Quello dello scorporo delle spese per la Difesa dalla tenaglia dei parametri di stabilità è una ulteriore iniziativa che il ministro sta portando avanti in un percorso complessivo a sostegno dell’architettura militare italiana ed europea. E per il generale Leonardo Tricarico, è una buona notizia
Non si può non condividere, e plaudire, a questa ulteriore iniziativa di Guido Crosetto andata a buon fine con lo scorporo delle spese per la Difesa dalla tenaglia dei parametri di stabilità, destinati però nel tempo a rafforzare la loro cifra di fiscalità e rigore.
Ulteriore iniziativa, perché il ministro della Difesa sta mettendo mano – auspicabilmente in maniera non casuale – ad una serie di argomenti considerati finora tabù, nervi scoperti del sistema Italia da non sfiorare, quali l’esportazione dei materiali di armamento e la giustizia.
Che i temi evocati fossero polvere destinata a restare sotto il tappeto lo si è capito subito dalle reazioni scomposte, ed emblematiche di una politica che privilegia la rissa sistematica e puntuale agli approfondimenti la cui necessità dovrebbe essere fuori discussione.
Francamente è difficile comprendere come di fronte a parole sovversive – non c’è altra possibile lettura – pronunciate pubblicamente da alcuni magistrati si preferisca mettere in stato di accusa chi ha denunciato il fatto più che cercare di capire il grado di infezione nel corpo della magistratura.
Tutto ciò considerato, vi è da augurarsi che quelli di Crosetto siano solo i primi passi di un percorso da coprire nell’arco della legislatura.
E per quanto attiene in particolare alle spese per la difesa, numerosi sono gli interventi da cantierare, a cominciare dall’entità del bilancio della Difesa, da quel fatidico 2% del Pil che la Nato sta da tempo reclamando. Largamente inascoltata.

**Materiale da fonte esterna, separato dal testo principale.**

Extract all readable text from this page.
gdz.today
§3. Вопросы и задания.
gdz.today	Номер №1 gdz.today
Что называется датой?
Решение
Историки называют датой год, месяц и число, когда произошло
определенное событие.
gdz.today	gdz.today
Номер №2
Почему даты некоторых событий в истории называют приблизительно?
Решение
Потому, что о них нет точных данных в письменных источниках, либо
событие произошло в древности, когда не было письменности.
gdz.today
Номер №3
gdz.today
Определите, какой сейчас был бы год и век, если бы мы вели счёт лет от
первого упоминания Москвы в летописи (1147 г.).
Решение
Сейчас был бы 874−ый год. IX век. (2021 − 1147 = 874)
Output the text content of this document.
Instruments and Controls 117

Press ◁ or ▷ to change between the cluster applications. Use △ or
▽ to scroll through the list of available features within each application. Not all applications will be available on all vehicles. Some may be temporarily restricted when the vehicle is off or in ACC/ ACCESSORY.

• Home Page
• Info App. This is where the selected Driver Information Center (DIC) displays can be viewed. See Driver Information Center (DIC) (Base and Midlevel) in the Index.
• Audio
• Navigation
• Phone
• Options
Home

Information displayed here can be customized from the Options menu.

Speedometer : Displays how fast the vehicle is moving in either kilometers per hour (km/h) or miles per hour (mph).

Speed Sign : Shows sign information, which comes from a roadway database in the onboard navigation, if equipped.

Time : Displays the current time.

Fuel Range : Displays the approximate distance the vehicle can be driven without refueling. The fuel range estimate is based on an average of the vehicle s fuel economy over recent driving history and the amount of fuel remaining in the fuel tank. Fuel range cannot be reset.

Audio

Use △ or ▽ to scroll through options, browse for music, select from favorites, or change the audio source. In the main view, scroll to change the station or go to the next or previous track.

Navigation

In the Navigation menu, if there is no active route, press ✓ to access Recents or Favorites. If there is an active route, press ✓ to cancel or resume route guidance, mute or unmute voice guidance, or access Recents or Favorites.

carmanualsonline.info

La sensazione, forse il concreto rischio, è che gli Stati Uniti, laddove dovessero cadere ancora in mano a Trump, possano dar seguito alle minacce di un sostanziale disimpegno fatto balenare fin troppo esplicitamente in più di una occasione.
A quel punto i parametri di condivisione degli oneri andrebbero rivisti a livelli ben più robusti ed il 2% potrebbe non rappresentare neppure la soglia minima di impegno.
La spesa poi andrebbe riqualificata, rispondendo alla semplice domanda di che cosa serva veramente per edificare una difesa comune.
Oggi ogni paese pensa a sé stesso, se si dovessero sommare aritmeticamente e geometricamente gli eserciti dei 27 membri se ne ricaverebbe uno strumento multiforme, incompleto, in alcune articolazioni ridondante in altre deficitario, non sempre interfacciabile nelle varie capacità, un’orchestra che non ha mai suonato insieme, dotata di strumenti uno diverso dall’altro, probabilmente divisi sullo spartito da interpretare nelle varie circostanze.
Ma ancor prima di una razionalizzazione complessiva, andrebbe scritta ex novo una dottrina di impiego della forza che possa attagliarsi con gli scenari per i quali ormai anche la fantasia viene spesso superata dalla realtà, andrebbe operato uno sforzo progettuale comune atto a conferire efficacia e flessibilità alle future forze armate.
Solo a valle di una fase concettuale di tale portata si potrà avere la percezione precisa di come impiegare le risorse, non prima.
Invece oggi tutto è lasciato alla perspicacia, alle intuizioni ed alle decisioni più o meno oculate di ogni singolo paese. Quando non agli interessi di carattere industriale, gli unici oggi capaci di generare progetti comunitari ma che pur sempre restano espressione di scelte incubate e sviluppate fuori dagli Stati maggiori.
Ecco perché spendere oggi risorse per la Difesa è un esercizio alquanto complesso, da incardinare saldamente nell’alveo di una progettazione coerente con i variegati scenari di crisi e con un occhio sempre rivolto ad uno strumento militare comune.